Uniform upper bounds for the cyclicity of the zero solution of the Abel differential equation

TL;DR

This paper establishes a new upper bound for the moment Bautin index related to polynomial Abel equations, which helps limit the number of periodic solutions near zero based on polynomial degrees.

Contribution

The paper provides the first general upper bound for the moment Bautin index using qualitative analysis of linear ODEs and applies it to bound periodic solutions in polynomial Abel equations.

Findings

Bound K ≤ 2 + deg q + 3(deg P - 1)^2 for the moment Bautin index.

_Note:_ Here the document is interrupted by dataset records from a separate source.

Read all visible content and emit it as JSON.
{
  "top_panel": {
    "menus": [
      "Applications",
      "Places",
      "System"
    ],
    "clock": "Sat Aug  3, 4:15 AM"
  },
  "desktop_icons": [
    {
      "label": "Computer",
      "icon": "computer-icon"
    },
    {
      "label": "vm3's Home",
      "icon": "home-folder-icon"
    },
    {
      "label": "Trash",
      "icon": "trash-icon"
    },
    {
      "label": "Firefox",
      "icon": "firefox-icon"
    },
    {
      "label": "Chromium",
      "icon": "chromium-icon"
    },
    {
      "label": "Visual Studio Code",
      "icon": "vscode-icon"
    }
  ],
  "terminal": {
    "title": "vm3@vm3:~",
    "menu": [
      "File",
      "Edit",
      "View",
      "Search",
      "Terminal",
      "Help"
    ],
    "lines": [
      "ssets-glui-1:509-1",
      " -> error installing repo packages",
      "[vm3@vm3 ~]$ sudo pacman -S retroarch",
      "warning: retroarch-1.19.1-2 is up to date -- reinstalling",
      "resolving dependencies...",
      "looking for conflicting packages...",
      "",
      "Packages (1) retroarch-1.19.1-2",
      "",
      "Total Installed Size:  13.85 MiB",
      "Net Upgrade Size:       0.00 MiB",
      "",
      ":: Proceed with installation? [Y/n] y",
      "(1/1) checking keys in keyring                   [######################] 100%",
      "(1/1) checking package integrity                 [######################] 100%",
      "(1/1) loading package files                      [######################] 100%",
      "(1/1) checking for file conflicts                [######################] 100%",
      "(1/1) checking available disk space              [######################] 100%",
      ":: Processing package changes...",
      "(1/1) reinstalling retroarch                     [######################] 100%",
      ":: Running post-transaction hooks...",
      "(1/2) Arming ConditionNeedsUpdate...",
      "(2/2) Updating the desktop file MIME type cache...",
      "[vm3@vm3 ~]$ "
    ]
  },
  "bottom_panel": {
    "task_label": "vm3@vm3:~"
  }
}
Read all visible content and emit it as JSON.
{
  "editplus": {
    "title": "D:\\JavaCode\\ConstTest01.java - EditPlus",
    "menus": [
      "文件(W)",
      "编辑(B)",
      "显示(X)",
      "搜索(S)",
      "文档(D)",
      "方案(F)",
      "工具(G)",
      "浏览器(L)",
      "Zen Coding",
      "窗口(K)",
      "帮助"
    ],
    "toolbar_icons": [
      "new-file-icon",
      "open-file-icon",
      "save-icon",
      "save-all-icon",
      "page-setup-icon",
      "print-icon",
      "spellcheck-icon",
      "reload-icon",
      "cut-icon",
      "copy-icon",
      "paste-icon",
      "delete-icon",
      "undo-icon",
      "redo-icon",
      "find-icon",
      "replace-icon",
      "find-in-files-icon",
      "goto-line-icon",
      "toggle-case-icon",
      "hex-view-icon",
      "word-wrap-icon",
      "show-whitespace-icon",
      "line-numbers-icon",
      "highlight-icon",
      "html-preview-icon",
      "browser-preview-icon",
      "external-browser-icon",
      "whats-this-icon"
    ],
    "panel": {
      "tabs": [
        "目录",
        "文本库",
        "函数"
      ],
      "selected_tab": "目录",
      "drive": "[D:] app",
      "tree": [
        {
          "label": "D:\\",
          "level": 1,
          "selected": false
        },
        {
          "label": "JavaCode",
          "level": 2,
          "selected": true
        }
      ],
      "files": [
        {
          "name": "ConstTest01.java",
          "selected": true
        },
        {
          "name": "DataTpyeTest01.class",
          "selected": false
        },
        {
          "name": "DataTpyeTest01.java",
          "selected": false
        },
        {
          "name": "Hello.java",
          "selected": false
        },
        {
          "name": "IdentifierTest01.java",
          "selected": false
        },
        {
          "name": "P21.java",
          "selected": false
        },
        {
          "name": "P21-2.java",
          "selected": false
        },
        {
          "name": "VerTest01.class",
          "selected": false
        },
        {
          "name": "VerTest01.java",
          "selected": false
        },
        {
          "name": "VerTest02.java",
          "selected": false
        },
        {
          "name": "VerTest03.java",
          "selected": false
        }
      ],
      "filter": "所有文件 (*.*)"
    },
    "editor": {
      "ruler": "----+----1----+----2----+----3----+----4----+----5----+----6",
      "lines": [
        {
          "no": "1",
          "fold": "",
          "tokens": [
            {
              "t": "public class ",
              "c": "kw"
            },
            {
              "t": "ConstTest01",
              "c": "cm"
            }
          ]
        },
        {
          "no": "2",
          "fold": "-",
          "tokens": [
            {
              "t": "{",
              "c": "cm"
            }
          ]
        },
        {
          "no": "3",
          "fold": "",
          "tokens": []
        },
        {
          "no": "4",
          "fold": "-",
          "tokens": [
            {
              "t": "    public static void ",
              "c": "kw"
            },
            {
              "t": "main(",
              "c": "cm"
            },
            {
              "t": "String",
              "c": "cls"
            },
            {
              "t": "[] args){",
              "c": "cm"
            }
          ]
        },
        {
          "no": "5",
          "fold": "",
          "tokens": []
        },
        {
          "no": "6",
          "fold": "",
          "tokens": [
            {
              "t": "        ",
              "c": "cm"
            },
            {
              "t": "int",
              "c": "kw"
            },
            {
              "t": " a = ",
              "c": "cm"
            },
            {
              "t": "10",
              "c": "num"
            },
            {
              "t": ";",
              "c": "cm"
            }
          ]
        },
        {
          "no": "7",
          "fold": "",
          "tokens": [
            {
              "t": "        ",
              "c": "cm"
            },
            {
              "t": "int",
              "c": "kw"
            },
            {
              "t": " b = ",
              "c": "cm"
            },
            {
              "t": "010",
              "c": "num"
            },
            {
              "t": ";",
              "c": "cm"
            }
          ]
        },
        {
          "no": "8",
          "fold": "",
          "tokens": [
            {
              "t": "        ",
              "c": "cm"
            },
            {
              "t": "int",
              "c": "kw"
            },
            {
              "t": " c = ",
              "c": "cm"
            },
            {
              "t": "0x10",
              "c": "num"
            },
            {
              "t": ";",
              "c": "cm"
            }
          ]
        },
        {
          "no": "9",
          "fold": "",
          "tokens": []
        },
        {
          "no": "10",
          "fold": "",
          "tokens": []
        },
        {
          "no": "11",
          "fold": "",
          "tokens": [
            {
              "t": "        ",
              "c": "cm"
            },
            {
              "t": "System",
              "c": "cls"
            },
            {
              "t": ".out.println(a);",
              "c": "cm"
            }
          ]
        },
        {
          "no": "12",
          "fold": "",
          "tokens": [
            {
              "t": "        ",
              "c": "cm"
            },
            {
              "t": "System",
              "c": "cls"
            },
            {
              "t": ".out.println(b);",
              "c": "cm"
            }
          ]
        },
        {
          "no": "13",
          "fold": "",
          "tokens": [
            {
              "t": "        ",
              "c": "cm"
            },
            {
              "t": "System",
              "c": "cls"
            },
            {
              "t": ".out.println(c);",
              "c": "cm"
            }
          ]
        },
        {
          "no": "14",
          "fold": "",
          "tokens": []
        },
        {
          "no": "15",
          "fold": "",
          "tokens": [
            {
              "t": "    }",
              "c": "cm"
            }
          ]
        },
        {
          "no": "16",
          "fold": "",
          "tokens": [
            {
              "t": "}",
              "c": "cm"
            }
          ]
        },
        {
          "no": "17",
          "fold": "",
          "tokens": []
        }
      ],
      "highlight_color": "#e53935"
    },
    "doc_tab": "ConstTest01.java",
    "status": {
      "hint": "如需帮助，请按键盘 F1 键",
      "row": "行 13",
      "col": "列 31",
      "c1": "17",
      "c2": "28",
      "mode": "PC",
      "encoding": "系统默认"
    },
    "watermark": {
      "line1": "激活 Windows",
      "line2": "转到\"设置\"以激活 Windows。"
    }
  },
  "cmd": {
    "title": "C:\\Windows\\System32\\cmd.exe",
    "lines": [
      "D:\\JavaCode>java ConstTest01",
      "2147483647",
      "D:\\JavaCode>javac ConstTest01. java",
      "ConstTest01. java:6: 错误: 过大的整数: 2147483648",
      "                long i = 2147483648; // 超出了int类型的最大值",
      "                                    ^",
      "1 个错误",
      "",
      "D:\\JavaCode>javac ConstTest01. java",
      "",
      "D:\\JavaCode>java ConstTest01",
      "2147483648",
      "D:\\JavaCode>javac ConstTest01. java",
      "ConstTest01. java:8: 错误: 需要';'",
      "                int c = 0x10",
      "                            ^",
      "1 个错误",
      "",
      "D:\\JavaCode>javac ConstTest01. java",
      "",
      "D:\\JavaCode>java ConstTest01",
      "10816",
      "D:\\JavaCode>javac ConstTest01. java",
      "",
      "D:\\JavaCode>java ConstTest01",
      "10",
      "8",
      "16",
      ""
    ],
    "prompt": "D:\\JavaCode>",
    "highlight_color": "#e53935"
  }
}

Number of periodic solutions near zero does not exceed 5 + deg q + 3 deg^2 p.

First bound depending solely on the degrees of the Abel equation.

Abstract

Given two polynomials $P,q$ we consider the following question: "how large can the index of the first non-zero moment $\tilde{m}_k=\int_a^b P^k q$ be, assuming the sequence is not identically zero?". The answer $K$ to this question is known as the moment Bautin index, and we provide the first general upper bound: $K\leqslant 2+\mathrm{deg} q+3(\mathrm{deg} P-1)^2$. The proof is based on qualitative analysis of linear ODEs, applied to Cauchy-type integrals of certain algebraic functions. The moment Bautin index plays an important role in the study of bifurcations of periodic solution in the polynomial Abel equation $y'=py^2+\varepsilon qy^3$ for $p,q$ polynomials and $\varepsilon \ll 1$. In particular, our result implies that for $p$ satisfying a well-known generic condition, the number of periodic solutions near the zero solution does not exceed $5+\mathrm{deg} q+3\mathrm{deg}^2 p$. This is the first such bound depending solely on the degrees of the Abel equation.